O caminho foi longo até chegar aqui.
Um caminho inteiro de interrupções para lembrar de você. Para achar você em outras ruas, outros becos, outros dentros, em mim.
Enfim, de volta. Enfim novamente aqui. Enfim, ao fim do maço.
Neste cigarro derradeiro acendo uma fria chama, um alento para lembrar seu cheiro, seu gosto, seus sons. Porém a cada tragada, a cada fumaça lançada ao longe, as lembranças se dissipam um pouco. Queria reter as memórias por mais tempo. Então penso em parar de fumar, penso em parar de querer... E mais uma vez entendo que essa sou eu: a que sempre quer, a que não aceita por menos.

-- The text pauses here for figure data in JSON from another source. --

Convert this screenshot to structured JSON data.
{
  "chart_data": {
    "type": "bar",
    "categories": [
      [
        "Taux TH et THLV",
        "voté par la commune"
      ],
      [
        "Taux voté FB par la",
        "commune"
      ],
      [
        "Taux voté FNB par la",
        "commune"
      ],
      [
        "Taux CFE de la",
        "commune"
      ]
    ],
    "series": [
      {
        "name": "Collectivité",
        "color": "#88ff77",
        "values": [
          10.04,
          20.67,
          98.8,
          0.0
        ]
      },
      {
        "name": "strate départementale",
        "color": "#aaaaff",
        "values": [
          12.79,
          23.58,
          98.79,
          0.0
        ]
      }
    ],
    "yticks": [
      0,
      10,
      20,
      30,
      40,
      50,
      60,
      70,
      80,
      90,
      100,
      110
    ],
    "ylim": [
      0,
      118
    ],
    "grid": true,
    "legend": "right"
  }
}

Confuso, sonolento e angustiantemente finito. Esse é o meu cigarro-memória consumido por mim e pelo vento frio que vem da janela do meu apartamento. E com o crepitar da brasa revivo sua risada quente e sua voz rouca me perguntando: “Quanto vale um cigarro?”
Vale tanto.
Valeu o pouco que você me pediu e o muito que eu pude te dar.
Vale a vida que se segue.
Vale essa nova manhã vista daqui do alto, que começa a se agitar num ruído diferente,um chiado ao longe, uma estática eterna. E se me lembro bem de um sonho que talvez eu tenha tido, você me disse que essa história será como um televisor ligado, e que não cabe a nós desligá-lo, apenas abaixar ou aumentar o volume quando desejarmos.

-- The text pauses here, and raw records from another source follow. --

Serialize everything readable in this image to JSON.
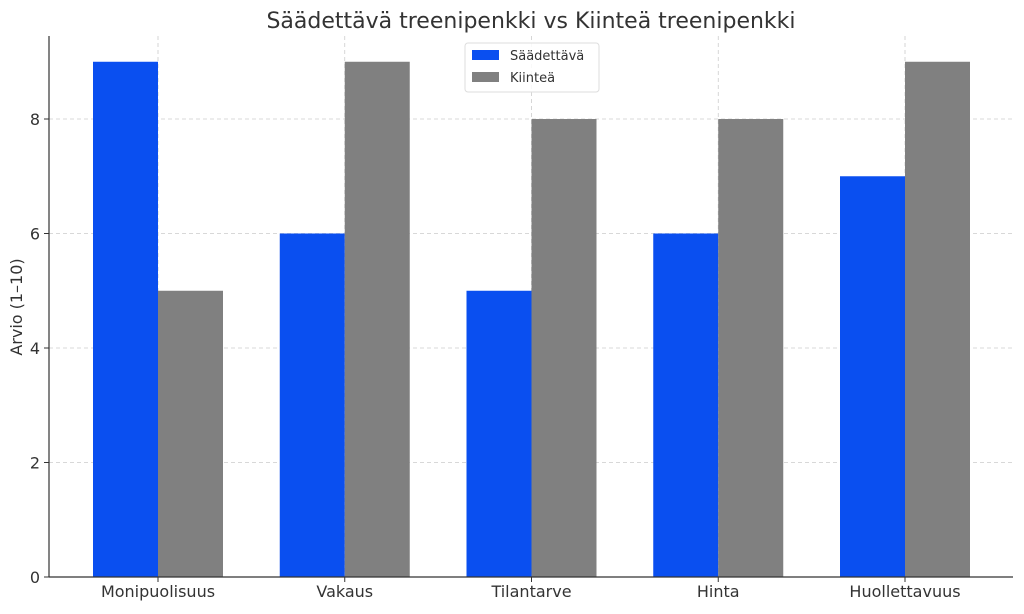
{
  "chart_data": {
    "type": "bar",
    "title": "Säädettävä treenipenkki vs Kiinteä treenipenkki",
    "xlabel": "",
    "ylabel": "Arvio (1–10)",
    "categories": [
      "Monipuolisuus",
      "Vakaus",
      "Tilantarve",
      "Hinta",
      "Huollettavuus"
    ],
    "series": [
      {
        "name": "Säädettävä",
        "values": [
          9,
          6,
          5,
          6,
          7
        ],
        "color": "#0a4ff0"
      },
      {
        "name": "Kiinteä",
        "values": [
          5,
          9,
          8,
          8,
          9
        ],
        "color": "#808080"
      }
    ],
    "ylim": [
      0,
      9.45
    ],
    "yticks": [
      0,
      2,
      4,
      6,
      8
    ],
    "grid": true,
    "legend_position": "top-center"
  }
}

Não consigo terminar esse cigarro.
Deixo-o então terminar-se, por si só, queimando num cinzeiro vazio. Deito no sofá, ligo a televisão em nenhum canal, abaixo o volume, apenas por enquanto. E por enquanto também esqueço seus olhos e fechos os meus. Enfim, adormeço, sem você, mas com o nosso incessante porém reconfortante ruído.